Group Meeting - Identity Based Cryptography

Today's meeting was about Identity Based Cryptography. Basically, it's a way to do public-key cryptography using someone's identity as their public key -- their actual public key. The idea is that an identity is well known, so it eliminates the problem of distributing public keys to everyone.

You take your identity and give it to a Key Creation Center (or something like that), over a secure channel, and it does some magic with its private key, and gives you your private key. Then, anyone can use you identity and run it through a public function to determine your public key. This means that you pay the one time connection cost of the KCC creating your private key, and you can recover everyone else's public keys from their identity. This reduces the problem of getting someone's public key to knowing their identity. In most cases, the identity would be an email address. This is really cool if it works, since getting public keys for people that you want to communicate with is one of the steps in a PKI (private key infrastructure) that would require a round trip time (RTT), which is expensive in a disconnected network.

Friday, May 21, 2004

Prof. Keshav Meeting - Initial notes

I had a meeting with Prof. Keshav early in the project to bring me up to speed. This is basically what I got out of it.

Goals:
  • Disconnection Tolerant
  • Mobility Transparent
  • Identity Management
Scenarios of Connectivity:
  • Rural health clinic (no connectivity/deep region)
  • Mobile medical worker moving between zones / home visitation (near/far connectivity)
  • In a hospital with covered and uncovered regions (near connectivity)
Applications:
  • Consultation with expert
  • Upload/download notes
  • Vector monitoring (spread of disease to new region)
  • Epidemic monitoring
Task:
  • Requirements
    • Performance
    • Security
    • Availability
    • User experience / ease of use
  • required changes to existing architecture

Mindstream Healthcare Application Project

Hi all; My name is Jeremy, and this is my mindstream project blog.

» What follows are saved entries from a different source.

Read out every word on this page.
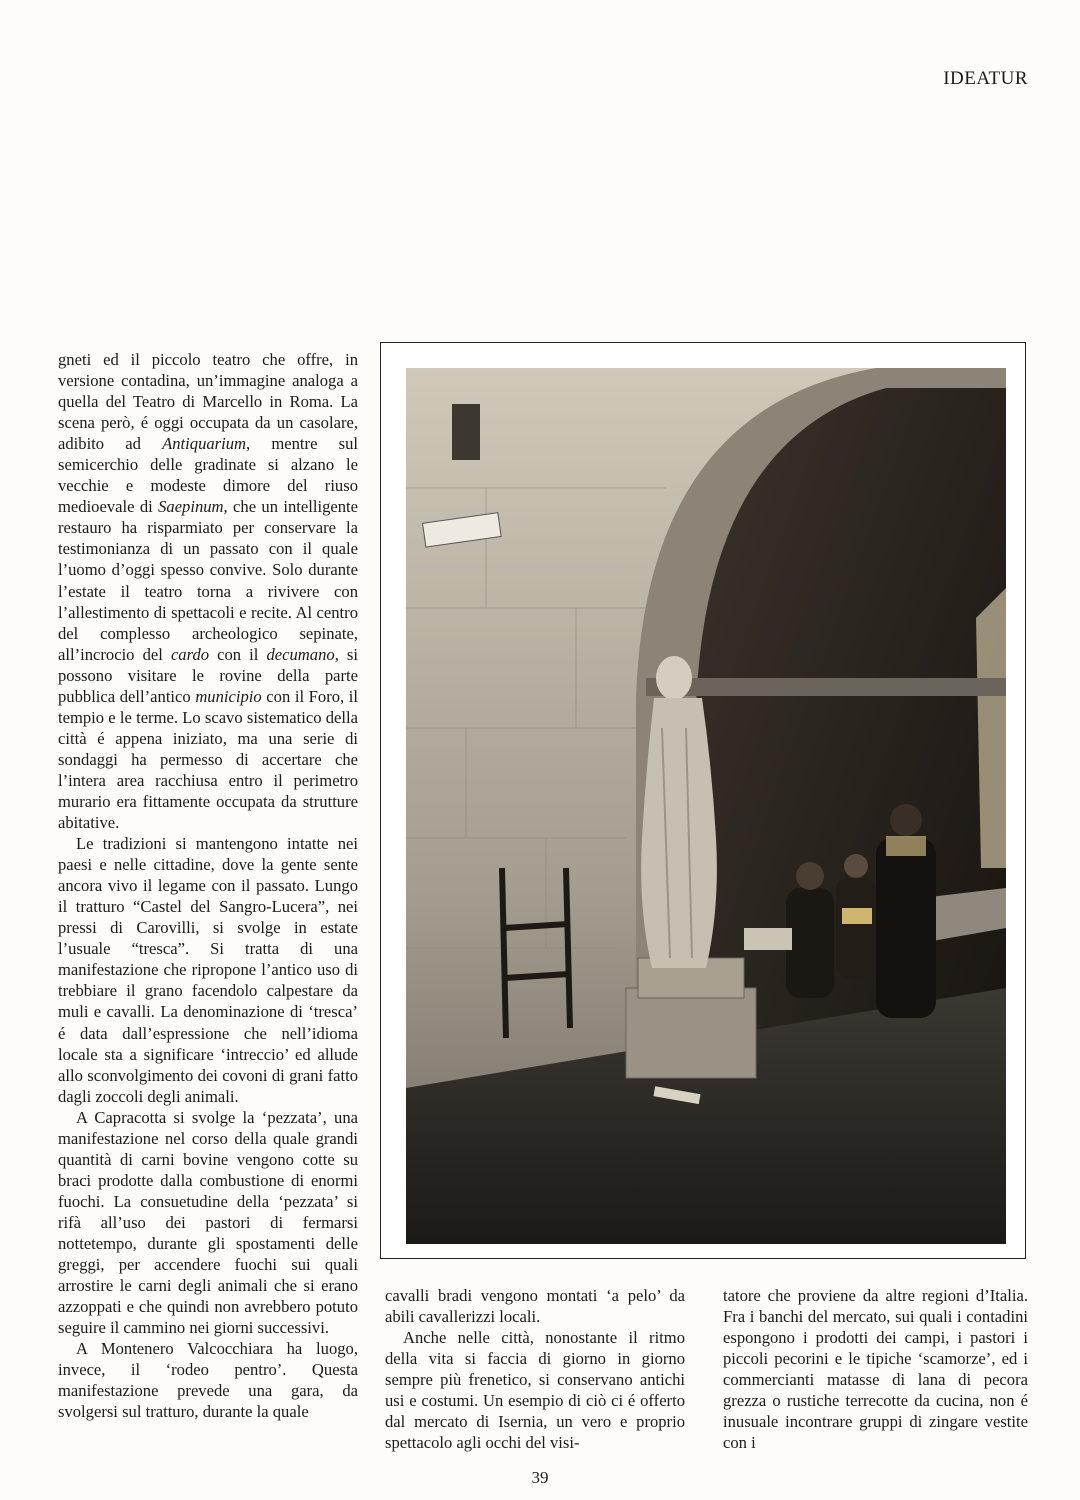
IDEATUR

gneti ed il piccolo teatro che offre, in versione contadina, un’immagine analoga a quella del Teatro di Marcello in Roma. La scena però, é oggi occupata da un casolare, adibito ad Antiquarium, mentre sul semicerchio delle gradinate si alzano le vecchie e modeste dimore del riuso medioevale di Saepinum, che un intelligente restauro ha risparmiato per conservare la testimonianza di un passato con il quale l’uomo d’oggi spesso convive. Solo durante l’estate il teatro torna a rivivere con l’allestimento di spettacoli e recite. Al centro del complesso archeologico sepinate, all’incrocio del cardo con il decumano, si possono visitare le rovine della parte pubblica dell’antico municipio con il Foro, il tempio e le terme. Lo scavo sistematico della città é appena iniziato, ma una serie di sondaggi ha permesso di accertare che l’intera area racchiusa entro il perimetro murario era fittamente occupata da strutture abitative.

Le tradizioni si mantengono intatte nei paesi e nelle cittadine, dove la gente sente ancora vivo il legame con il passato. Lungo il tratturo “Castel del Sangro-Lucera”, nei pressi di Carovilli, si svolge in estate l’usuale “tresca”. Si tratta di una manifestazione che ripropone l’antico uso di trebbiare il grano facendolo calpestare da muli e cavalli. La denominazione di ‘tresca’ é data dall’espressione che nell’idioma locale sta a significare ‘intreccio’ ed allude allo sconvolgimento dei covoni di grani fatto dagli zoccoli degli animali.

A Capracotta si svolge la ‘pezzata’, una manifestazione nel corso della quale grandi quantità di carni bovine vengono cotte su braci prodotte dalla combustione di enormi fuochi. La consuetudine della ‘pezzata’ si rifà all’uso dei pastori di fermarsi nottetempo, durante gli spostamenti delle greggi, per accendere fuochi sui quali arrostire le carni degli animali che si erano azzoppati e che quindi non avrebbero potuto seguire il cammino nei giorni successivi.

A Montenero Valcocchiara ha luogo, invece, il ‘rodeo pentro’. Questa manifestazione prevede una gara, da svolgersi sul tratturo, durante la quale

cavalli bradi vengono montati ‘a pelo’ da abili cavallerizzi locali.

Anche nelle città, nonostante il ritmo della vita si faccia di giorno in giorno sempre più frenetico, si conservano antichi usi e costumi. Un esempio di ciò ci é offerto dal mercato di Isernia, un vero e proprio spettacolo agli occhi del visi-

tatore che proviene da altre regioni d’Italia. Fra i banchi del mercato, sui quali i contadini espongono i prodotti dei campi, i pastori i piccoli pecorini e le tipiche ‘scamorze’, ed i commercianti matasse di lana di pecora grezza o rustiche terrecotte da cucina, non é inusuale incontrare gruppi di zingare vestite con i

39
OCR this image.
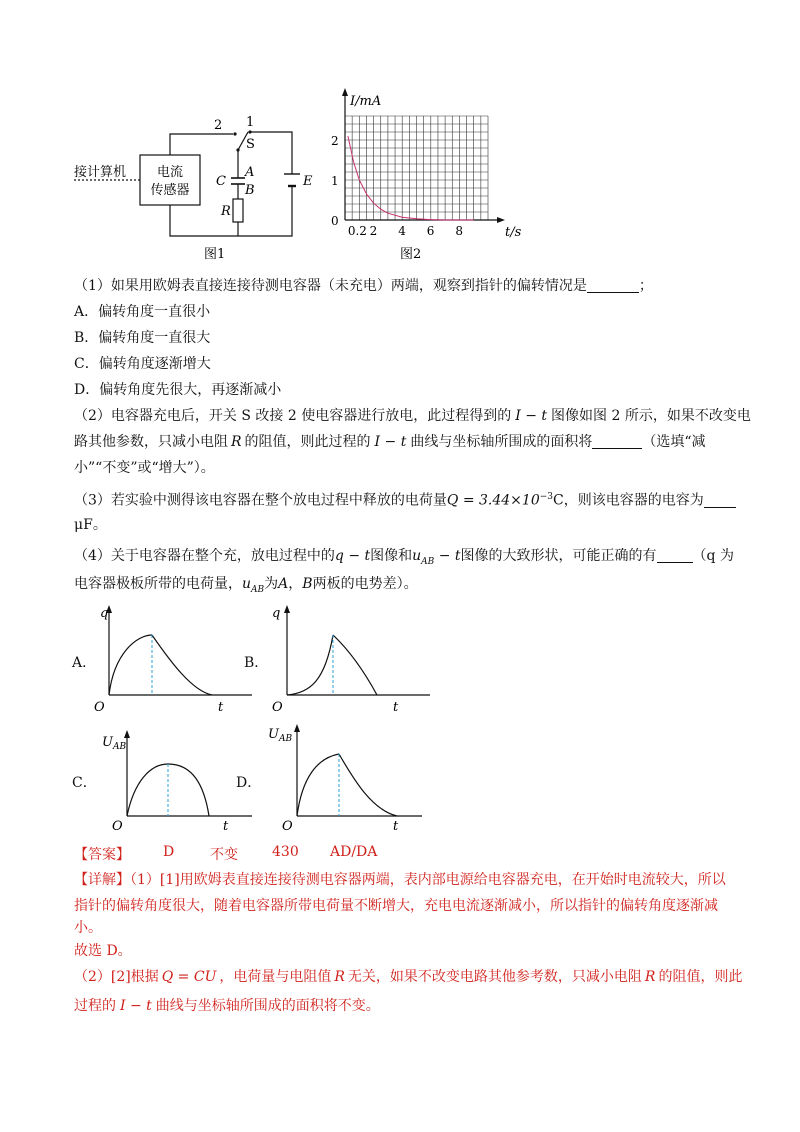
电流
传感器
接计算机
2 1
S
A
C
B
R
E
图1
I/mA
t/s
0
1
2
0.2 2 4 6 8
图2
（1）如果用欧姆表直接连接待测电容器（未充电）两端，观察到指针的偏转情况是	；
A．偏转角度一直很小
B．偏转角度一直很大
C．偏转角度逐渐增大
D．偏转角度先很大，再逐渐减小
（2）电容器充电后，开关 S 改接 2 使电容器进行放电，此过程得到的 I − t 图像如图 2 所示，如果不改变电
路其他参数，只减小电阻 R 的阻值，则此过程的 I − t 曲线与坐标轴所围成的面积将	（选填“减
小”“不变”或“增大”）。
（3）若实验中测得该电容器在整个放电过程中释放的电荷量$Q = 3.44\times 10^{-3}C$，则该电容器的电容为
μF。
（4）关于电容器在整个充，放电过程中的q − t图像和$u_{AB} - t$图像的大致形状，可能正确的有	（q 为
电容器极板所带的电荷量，$u_{AB}$为A，B两板的电势差）。
A．
q
O	t
B．
q
O	t
C．
$U_{AB}$
O	t
D．
$U_{AB}$
O	t
【答案】 D	不变 430 AD/DA
【详解】（1）[1]用欧姆表直接连接待测电容器两端，表内部电源给电容器充电，在开始时电流较大，所以
指针的偏转角度很大，随着电容器所带电荷量不断增大，充电电流逐渐减小，所以指针的偏转角度逐渐减
小。
故选 D。
（2）[2]根据 Q = CU ，电荷量与电阻值 R 无关，如果不改变电路其他参考数，只减小电阻 R 的阻值，则此
过程的 I − t 曲线与坐标轴所围成的面积将不变。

I am going to detail my experiences with the Mindstream Project here. Mindstream is a framework for accessing resources in a fully disconnected network. Read the project page to get an idea of how it works, I don't fully understand it yet myself. The project started as a way to maintain a blog without a constant connection to the network and is being expanded to other applications.

I am responsible for determining the requirements and specification for the project's heath-care application. The idea is that a heath-care provider wants to have access to network resources in a disconnected environment. For example, they may want to take notes about a patient and have those notes automatically synchronize with an on-line database whenever the provider reestablishes a connection to the network. The system must be disconnect tolerant and transparent to the user. Another application is to use mobile access points to synchronize data between fully disconnected nodes and the network over wireless connections.

I have been hired as an Undergraduate Research Assistant (URA) in the University of Waterloo's School of Computer Science, working under Prof. Keshav. His project blog is here.